Price also recommends being more selective with your apps. That means only keeping those that are beneficial and uninstalling those that aren’t. You may also want to remove social media apps fro your Home screen. And, instead of imposing more things on yourself, reduce the amount of Zoom meeting or conference calls you have on your schedule.

6. Put first things first in your calendar.

“Putting first things first means organizing and executing around your most important priorities,” Stephen Covey famously wrote. “It is living and being driven by the principles you value most, not by the agendas and forces surrounding you.”

In other words, identify your priorities and add them to your calendar. If not, something of less importance will take precedence. Best of all, because you should only a handful of priorities, you can maintain a healthy balance of structure and malleability.

7. Don’t put yourself in calendar debt.

“Lots of people spend time coming up with budgets so they can improve their finances,” writes Kayla Sloan in another Calendar article. “Then they spend additional time tracking their finances and comparing everything to their budget. After that, they may tweak one or the other, and sometimes both, as they balance their spending and income.”

“Sticking to a budget and doing financial planning goes a long way toward reaching your money goals,” adds Kayla. However, “have you ever thought about time in a similar way?” After all, “you can always make more money.”

But, as for time? Well, “once spent, you can’t make more“ of it. “That’s why you should budget your time like you budget money,” suggests Kayla.

Creating a budget for the first time may seem overwhelming. In reality, though, it’s not all that complicated. The key is to know exactly how you want to spend your most valuable asset.

To help you get started, here are some recommendations from Kayla:

  • Find and use a calendar app.
  • Put your most important tasks in a list.
  • Create healthy routines like planning ahead and exercise.
  • Block out time for tasks like email.
  • Determine what can be automated, delegated, and eliminated from your schedule.
  • Learn shortcuts, such as keyboard shortcuts.
  • Schedule downtime.
  • Keep motivated by setting personal and work goals.

And, as Dave Ramsey explains, when you have a time budget, you gain a sense of traction. As a result, you’ll be more efficient and won’t waste your time on activities that leave you feeling drained.

8. Keep your values in sight.

Think of your values as a compass. Even if you’ve hiked in the same forest hundreds of times, it’s easy to turn yourself around and get lost. Thankfully, you have your trusty compass to guide you out of the woods safely.

When you know the value of your work, by alining it with your mission and values, it’s much easier to stay on track — especially during these unprecedented times. Instead of wasting your time on meaningless activities, you’re only focusing on the things that are bringing you closer to your goals.

9. Look after your peeps.

In this day in age, I highly doubt that you’re working entirely by yourself. I mean, even freelancers and solopreneurs may outsource tasks to others.

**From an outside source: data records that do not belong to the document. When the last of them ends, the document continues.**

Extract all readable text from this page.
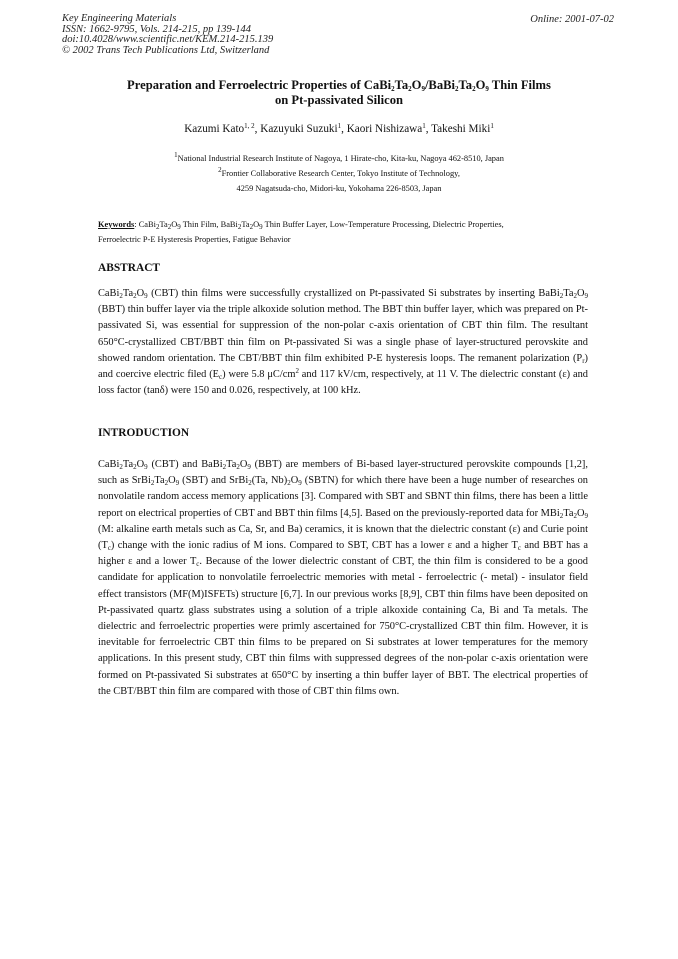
Key Engineering Materials
ISSN: 1662-9795, Vols. 214-215, pp 139-144
doi:10.4028/www.scientific.net/KEM.214-215.139
© 2002 Trans Tech Publications Ltd, Switzerland
Online: 2001-07-02
Preparation and Ferroelectric Properties of $CaBi_2Ta_2O_9/BaBi_2Ta_2O_9$ Thin Films
on Pt-passivated Silicon
Kazumi Kato$^{1, 2}$, Kazuyuki Suzuki$^1$, Kaori Nishizawa$^1$, Takeshi Miki$^1$
$^1$National Industrial Research Institute of Nagoya, 1 Hirate-cho, Kita-ku, Nagoya 462-8510, Japan
$^2$Frontier Collaborative Research Center, Tokyo Institute of Technology,
4259 Nagatsuda-cho, Midori-ku, Yokohama 226-8503, Japan
Keywords: $CaBi_2Ta_2O_9$ Thin Film, $BaBi_2Ta_2O_9$ Thin Buffer Layer, Low-Temperature Processing, Dielectric Properties,
Ferroelectric P-E Hysteresis Properties, Fatigue Behavior
ABSTRACT

$CaBi_2Ta_2O_9$ (CBT) thin films were successfully crystallized on Pt-passivated Si substrates by inserting $BaBi_2Ta_2O_9$ (BBT) thin buffer layer via the triple alkoxide solution method. The BBT thin buffer layer, which was prepared on Pt-passivated Si, was essential for suppression of the non-polar c-axis orientation of CBT thin film. The resultant 650°C-crystallized CBT/BBT thin film on Pt-passivated Si was a single phase of layer-structured perovskite and showed random orientation. The CBT/BBT thin film exhibited P-E hysteresis loops. The remanent polarization $(P_r)$ and coercive electric filed $(E_c)$ were 5.8 $\mu C/cm^2$ and 117 kV/cm, respectively, at 11 V. The dielectric constant (ε) and loss factor (tanδ) were 150 and 0.026, respectively, at 100 kHz.

INTRODUCTION

$CaBi_2Ta_2O_9$ (CBT) and $BaBi_2Ta_2O_9$ (BBT) are members of Bi-based layer-structured perovskite compounds [1,2], such as $SrBi_2Ta_2O_9$ (SBT) and SrBi$_2$(Ta, $Nb)_2O_9$ (SBTN) for which there have been a huge number of researches on nonvolatile random access memory applications [3]. Compared with SBT and SBNT thin films, there has been a little report on electrical properties of CBT and BBT thin films [4,5]. Based on the previously-reported data for $MBi_2Ta_2O_9$ (M: alkaline earth metals such as Ca, Sr, and Ba) ceramics, it is known that the dielectric constant (ε) and Curie point $(T_c)$ change with the ionic radius of M ions. Compared to SBT, CBT has a lower ε and a higher $T_c$ and BBT has a higher ε and a lower $T_c$. Because of the lower dielectric constant of CBT, the thin film is considered to be a good candidate for application to nonvolatile ferroelectric memories with metal - ferroelectric (- metal) - insulator field effect transistors (MF(M)ISFETs) structure [6,7]. In our previous works [8,9], CBT thin films have been deposited on Pt-passivated quartz glass substrates using a solution of a triple alkoxide containing Ca, Bi and Ta metals. The dielectric and ferroelectric properties were primly ascertained for 750°C-crystallized CBT thin film. However, it is inevitable for ferroelectric CBT thin films to be prepared on Si substrates at lower temperatures for the memory applications. In this present study, CBT thin films with suppressed degrees of the non-polar c-axis orientation were formed on Pt-passivated Si substrates at 650°C by inserting a thin buffer layer of BBT. The electrical properties of the CBT/BBT thin film are compared with those of CBT thin films own.
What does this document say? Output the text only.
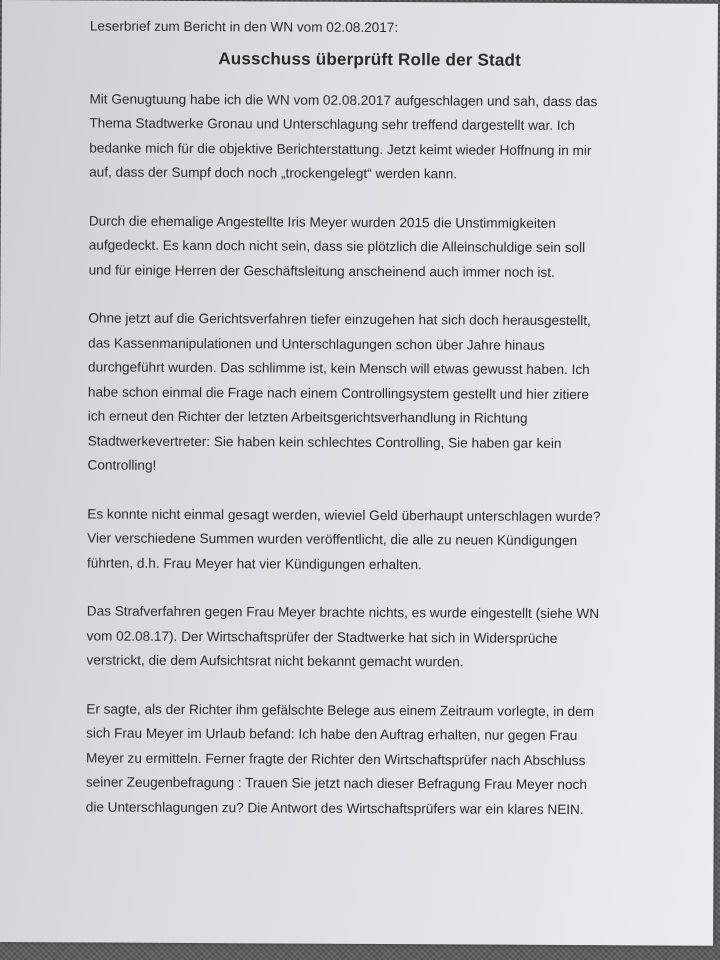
Leserbrief zum Bericht in den WN vom 02.08.2017:
Ausschuss überprüft Rolle der Stadt
Mit Genugtuung habe ich die WN vom 02.08.2017 aufgeschlagen und sah, dass das
Thema Stadtwerke Gronau und Unterschlagung sehr treffend dargestellt war. Ich
bedanke mich für die objektive Berichterstattung. Jetzt keimt wieder Hoffnung in mir
auf, dass der Sumpf doch noch „trockengelegt“ werden kann.
Durch die ehemalige Angestellte Iris Meyer wurden 2015 die Unstimmigkeiten
aufgedeckt. Es kann doch nicht sein, dass sie plötzlich die Alleinschuldige sein soll
und für einige Herren der Geschäftsleitung anscheinend auch immer noch ist.
Ohne jetzt auf die Gerichtsverfahren tiefer einzugehen hat sich doch herausgestellt,
das Kassenmanipulationen und Unterschlagungen schon über Jahre hinaus
durchgeführt wurden. Das schlimme ist, kein Mensch will etwas gewusst haben. Ich
habe schon einmal die Frage nach einem Controllingsystem gestellt und hier zitiere
ich erneut den Richter der letzten Arbeitsgerichtsverhandlung in Richtung
Stadtwerkevertreter: Sie haben kein schlechtes Controlling, Sie haben gar kein
Controlling!
Es konnte nicht einmal gesagt werden, wieviel Geld überhaupt unterschlagen wurde?
Vier verschiedene Summen wurden veröffentlicht, die alle zu neuen Kündigungen
führten, d.h. Frau Meyer hat vier Kündigungen erhalten.
Das Strafverfahren gegen Frau Meyer brachte nichts, es wurde eingestellt (siehe WN
vom 02.08.17). Der Wirtschaftsprüfer der Stadtwerke hat sich in Widersprüche
verstrickt, die dem Aufsichtsrat nicht bekannt gemacht wurden.
Er sagte, als der Richter ihm gefälschte Belege aus einem Zeitraum vorlegte, in dem
sich Frau Meyer im Urlaub befand: Ich habe den Auftrag erhalten, nur gegen Frau
Meyer zu ermitteln. Ferner fragte der Richter den Wirtschaftsprüfer nach Abschluss
seiner Zeugenbefragung : Trauen Sie jetzt nach dieser Befragung Frau Meyer noch
die Unterschlagungen zu? Die Antwort des Wirtschaftsprüfers war ein klares NEIN.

Regardless of how many people you’re collaborating with, it’s imperative that you check-in on them. We’re living in strange times right now. And, it’s undoubtedly affecting or mental health, which in turn will impact our performance.

Even just saying “hi” to others can make them feel connected and less isolated. More importantly, you can also make sure that they’re aware of their purpose and help them address any possible issues.

For example, if they’re struggling with time management, make sure that they’re only focusing on their top priorities. If not, and they’re wasting time on something else, then that can bottleneck your own productivity.